Norman Knott 1945 – 2003
Norman Knott was a Native artist who was born on the Curve Lake Reserve, just north of Peterborough, Ontario in 1945. He lived in a small quiet community all his life and resided there with his wife and three children. The knowledge he acquired there allowed him to create meaningful and colourful paintings.
Norman’s paintings appear to be caught between his background myths and contemporary realistic styles. His closeness to nature, as well as a keen eye and steady hand gave the figures in his paintings a realist outline; his Ojibwe background adds an inner touch of symbolism. Although his style was different, his art has put him in a class with such renowned artists as Robert Bateman and Michael Bumas. It is this unique style that gave him a wide range of popularity outside the Kawartha’s, including art dealers and collectors from across Canada, United States, Great Britain, Germany and Australia.
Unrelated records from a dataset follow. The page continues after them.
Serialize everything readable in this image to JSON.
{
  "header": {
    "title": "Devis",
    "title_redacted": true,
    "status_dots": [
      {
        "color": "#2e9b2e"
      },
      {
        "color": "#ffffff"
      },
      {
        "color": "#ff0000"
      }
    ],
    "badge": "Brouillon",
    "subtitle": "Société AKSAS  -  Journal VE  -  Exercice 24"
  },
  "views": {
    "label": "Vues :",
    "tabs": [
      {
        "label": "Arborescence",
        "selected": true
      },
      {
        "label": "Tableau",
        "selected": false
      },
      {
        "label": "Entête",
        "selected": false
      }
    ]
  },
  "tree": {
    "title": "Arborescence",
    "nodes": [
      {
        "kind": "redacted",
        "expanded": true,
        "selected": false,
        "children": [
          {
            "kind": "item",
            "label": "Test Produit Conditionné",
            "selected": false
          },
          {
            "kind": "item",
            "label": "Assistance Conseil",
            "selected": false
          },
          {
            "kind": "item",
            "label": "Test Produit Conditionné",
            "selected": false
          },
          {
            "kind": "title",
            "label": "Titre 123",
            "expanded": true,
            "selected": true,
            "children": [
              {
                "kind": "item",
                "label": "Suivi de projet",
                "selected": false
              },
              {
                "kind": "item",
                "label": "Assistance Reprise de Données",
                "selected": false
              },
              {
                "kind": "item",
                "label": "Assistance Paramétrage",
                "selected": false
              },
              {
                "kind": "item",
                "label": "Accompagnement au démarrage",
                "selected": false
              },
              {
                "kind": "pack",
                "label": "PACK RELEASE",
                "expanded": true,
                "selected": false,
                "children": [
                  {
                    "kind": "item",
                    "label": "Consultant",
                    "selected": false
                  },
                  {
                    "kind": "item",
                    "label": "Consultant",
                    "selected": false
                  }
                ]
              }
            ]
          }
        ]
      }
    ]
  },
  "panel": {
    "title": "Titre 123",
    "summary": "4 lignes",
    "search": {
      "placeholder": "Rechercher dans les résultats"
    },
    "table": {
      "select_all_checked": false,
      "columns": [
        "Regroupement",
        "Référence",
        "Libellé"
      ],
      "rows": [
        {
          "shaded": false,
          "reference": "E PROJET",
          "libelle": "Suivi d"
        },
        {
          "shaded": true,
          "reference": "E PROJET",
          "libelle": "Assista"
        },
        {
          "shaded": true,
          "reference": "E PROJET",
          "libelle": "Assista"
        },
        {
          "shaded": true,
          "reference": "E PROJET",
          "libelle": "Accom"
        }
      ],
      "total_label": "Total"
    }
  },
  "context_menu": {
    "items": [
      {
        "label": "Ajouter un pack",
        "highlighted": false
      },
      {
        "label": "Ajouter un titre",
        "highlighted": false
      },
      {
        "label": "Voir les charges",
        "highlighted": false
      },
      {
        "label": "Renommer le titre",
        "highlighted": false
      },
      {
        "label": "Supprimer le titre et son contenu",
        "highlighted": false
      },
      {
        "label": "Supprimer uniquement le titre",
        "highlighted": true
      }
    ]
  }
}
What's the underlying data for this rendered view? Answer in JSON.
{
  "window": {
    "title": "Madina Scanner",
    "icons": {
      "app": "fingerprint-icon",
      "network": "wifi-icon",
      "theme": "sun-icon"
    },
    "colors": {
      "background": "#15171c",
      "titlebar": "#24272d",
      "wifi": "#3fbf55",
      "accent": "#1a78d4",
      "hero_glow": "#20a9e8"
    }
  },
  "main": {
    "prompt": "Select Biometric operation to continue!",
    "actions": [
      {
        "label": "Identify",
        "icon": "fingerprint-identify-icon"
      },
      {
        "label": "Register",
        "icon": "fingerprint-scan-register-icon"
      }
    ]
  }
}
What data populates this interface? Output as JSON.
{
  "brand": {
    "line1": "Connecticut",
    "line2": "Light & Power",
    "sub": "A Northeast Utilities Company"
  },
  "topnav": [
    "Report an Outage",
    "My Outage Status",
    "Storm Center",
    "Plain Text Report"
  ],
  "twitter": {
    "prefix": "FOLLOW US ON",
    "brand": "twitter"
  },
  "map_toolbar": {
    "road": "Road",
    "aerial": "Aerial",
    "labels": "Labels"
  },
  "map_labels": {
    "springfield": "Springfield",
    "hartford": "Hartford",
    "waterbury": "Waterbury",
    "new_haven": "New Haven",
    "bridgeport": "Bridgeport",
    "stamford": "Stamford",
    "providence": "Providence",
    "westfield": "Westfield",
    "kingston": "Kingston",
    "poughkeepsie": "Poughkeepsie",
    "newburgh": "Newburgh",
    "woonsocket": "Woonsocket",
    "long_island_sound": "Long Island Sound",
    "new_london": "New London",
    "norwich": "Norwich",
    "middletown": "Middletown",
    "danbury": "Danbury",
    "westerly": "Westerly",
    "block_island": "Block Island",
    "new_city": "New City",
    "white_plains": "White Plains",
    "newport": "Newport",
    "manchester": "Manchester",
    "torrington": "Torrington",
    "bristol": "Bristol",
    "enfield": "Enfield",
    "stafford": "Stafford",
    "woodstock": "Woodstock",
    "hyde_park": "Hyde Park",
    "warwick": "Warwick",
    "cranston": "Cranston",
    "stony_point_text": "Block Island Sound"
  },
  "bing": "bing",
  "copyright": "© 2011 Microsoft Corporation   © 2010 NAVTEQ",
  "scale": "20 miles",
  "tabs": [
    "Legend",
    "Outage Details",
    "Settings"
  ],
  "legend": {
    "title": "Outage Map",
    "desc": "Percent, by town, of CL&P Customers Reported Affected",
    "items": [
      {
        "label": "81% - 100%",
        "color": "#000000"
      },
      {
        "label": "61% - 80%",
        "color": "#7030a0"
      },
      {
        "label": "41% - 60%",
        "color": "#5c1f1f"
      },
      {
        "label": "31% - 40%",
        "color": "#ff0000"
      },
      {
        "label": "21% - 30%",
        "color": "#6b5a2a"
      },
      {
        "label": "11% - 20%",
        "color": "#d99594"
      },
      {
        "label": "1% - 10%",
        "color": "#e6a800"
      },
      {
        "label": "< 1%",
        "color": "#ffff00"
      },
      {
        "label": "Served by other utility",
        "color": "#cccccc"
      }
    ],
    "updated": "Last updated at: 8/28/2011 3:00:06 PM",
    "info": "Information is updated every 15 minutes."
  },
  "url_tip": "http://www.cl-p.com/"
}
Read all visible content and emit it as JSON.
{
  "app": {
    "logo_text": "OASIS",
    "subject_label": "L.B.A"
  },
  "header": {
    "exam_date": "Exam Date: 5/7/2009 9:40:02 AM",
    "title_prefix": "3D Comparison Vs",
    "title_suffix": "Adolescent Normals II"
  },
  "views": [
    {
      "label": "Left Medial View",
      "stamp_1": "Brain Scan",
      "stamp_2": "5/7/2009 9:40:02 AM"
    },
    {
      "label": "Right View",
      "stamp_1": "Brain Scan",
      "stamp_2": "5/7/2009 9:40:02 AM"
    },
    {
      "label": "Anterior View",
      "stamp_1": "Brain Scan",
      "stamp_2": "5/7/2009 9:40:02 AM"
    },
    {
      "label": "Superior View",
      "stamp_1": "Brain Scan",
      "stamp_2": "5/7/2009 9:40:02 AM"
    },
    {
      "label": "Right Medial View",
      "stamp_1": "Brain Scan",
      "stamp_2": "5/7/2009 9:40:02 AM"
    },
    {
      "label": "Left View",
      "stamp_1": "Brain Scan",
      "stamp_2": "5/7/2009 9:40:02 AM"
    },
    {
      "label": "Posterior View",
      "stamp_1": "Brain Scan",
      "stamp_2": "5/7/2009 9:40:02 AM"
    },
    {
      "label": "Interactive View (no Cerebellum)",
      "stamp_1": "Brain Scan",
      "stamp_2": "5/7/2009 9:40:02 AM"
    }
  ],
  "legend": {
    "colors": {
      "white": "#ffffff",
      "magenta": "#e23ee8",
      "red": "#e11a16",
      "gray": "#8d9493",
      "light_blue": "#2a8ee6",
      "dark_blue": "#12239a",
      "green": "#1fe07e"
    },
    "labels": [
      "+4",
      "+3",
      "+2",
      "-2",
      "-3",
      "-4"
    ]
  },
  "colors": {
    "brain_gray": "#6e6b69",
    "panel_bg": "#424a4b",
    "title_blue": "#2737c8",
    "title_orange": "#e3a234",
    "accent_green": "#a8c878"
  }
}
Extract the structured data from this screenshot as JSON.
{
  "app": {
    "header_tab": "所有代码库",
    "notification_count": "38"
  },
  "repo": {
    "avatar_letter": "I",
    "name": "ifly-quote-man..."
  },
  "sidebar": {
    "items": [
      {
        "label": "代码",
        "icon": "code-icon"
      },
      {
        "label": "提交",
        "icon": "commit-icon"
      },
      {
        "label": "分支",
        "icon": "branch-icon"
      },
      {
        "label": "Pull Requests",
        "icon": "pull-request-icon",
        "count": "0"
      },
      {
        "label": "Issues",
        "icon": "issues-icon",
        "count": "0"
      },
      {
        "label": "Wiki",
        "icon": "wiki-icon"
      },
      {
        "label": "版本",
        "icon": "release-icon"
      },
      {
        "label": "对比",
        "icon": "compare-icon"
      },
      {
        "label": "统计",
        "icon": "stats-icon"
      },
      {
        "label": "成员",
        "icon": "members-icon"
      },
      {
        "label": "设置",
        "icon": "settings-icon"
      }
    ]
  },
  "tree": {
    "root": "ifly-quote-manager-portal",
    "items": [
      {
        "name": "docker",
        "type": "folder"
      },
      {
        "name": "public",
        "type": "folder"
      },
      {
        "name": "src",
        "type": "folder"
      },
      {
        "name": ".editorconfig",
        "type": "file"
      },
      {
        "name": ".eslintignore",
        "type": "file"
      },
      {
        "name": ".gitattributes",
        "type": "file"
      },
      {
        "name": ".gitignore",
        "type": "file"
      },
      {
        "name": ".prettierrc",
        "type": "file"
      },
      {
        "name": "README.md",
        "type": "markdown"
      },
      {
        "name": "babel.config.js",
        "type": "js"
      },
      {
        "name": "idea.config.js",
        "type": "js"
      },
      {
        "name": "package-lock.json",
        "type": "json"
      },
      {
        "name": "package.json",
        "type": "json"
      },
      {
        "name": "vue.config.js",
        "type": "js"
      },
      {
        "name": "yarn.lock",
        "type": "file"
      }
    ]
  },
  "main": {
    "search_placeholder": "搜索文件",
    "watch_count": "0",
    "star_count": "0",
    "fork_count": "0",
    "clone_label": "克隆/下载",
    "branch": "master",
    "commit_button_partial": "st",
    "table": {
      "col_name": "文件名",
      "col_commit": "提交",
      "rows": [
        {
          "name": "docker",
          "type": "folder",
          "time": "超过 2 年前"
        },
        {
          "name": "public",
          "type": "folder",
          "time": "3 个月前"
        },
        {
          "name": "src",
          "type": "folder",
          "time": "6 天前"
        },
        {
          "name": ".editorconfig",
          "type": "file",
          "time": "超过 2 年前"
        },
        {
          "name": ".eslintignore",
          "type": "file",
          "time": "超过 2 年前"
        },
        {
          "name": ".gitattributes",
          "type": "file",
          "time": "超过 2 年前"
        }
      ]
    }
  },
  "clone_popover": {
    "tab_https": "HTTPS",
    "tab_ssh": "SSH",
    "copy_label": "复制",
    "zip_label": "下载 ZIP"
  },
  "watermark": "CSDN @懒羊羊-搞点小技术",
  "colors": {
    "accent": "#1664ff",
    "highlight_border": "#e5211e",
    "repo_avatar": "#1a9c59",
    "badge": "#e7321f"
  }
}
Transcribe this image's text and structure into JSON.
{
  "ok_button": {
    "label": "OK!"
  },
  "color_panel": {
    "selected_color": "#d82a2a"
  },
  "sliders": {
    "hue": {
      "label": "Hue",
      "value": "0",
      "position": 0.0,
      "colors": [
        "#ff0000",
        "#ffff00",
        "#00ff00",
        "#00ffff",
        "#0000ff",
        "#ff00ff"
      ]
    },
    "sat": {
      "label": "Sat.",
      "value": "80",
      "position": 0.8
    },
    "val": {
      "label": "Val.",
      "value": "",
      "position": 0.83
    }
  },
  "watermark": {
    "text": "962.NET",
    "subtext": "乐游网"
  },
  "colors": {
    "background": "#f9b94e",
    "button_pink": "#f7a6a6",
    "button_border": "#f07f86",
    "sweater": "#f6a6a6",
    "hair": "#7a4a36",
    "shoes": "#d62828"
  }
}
As well as being recognized as a successful Canadian Artist, Norman was also known for his generosity and kindness towards colleagues and friends. In 1992, Norman Knott donated three of his paintings to the Echoes of a Proud Nation’s Pow Wow Committee. The committee felt that one of the paintings, which contained a Turtle, was something special and decided to adopt it as the official logo for it’s Pow Wow. Norman was both pleased and honoured with this decision.
Nia:wenkowa Mr. Knott, from the Kahnawake Pow Wow Committee.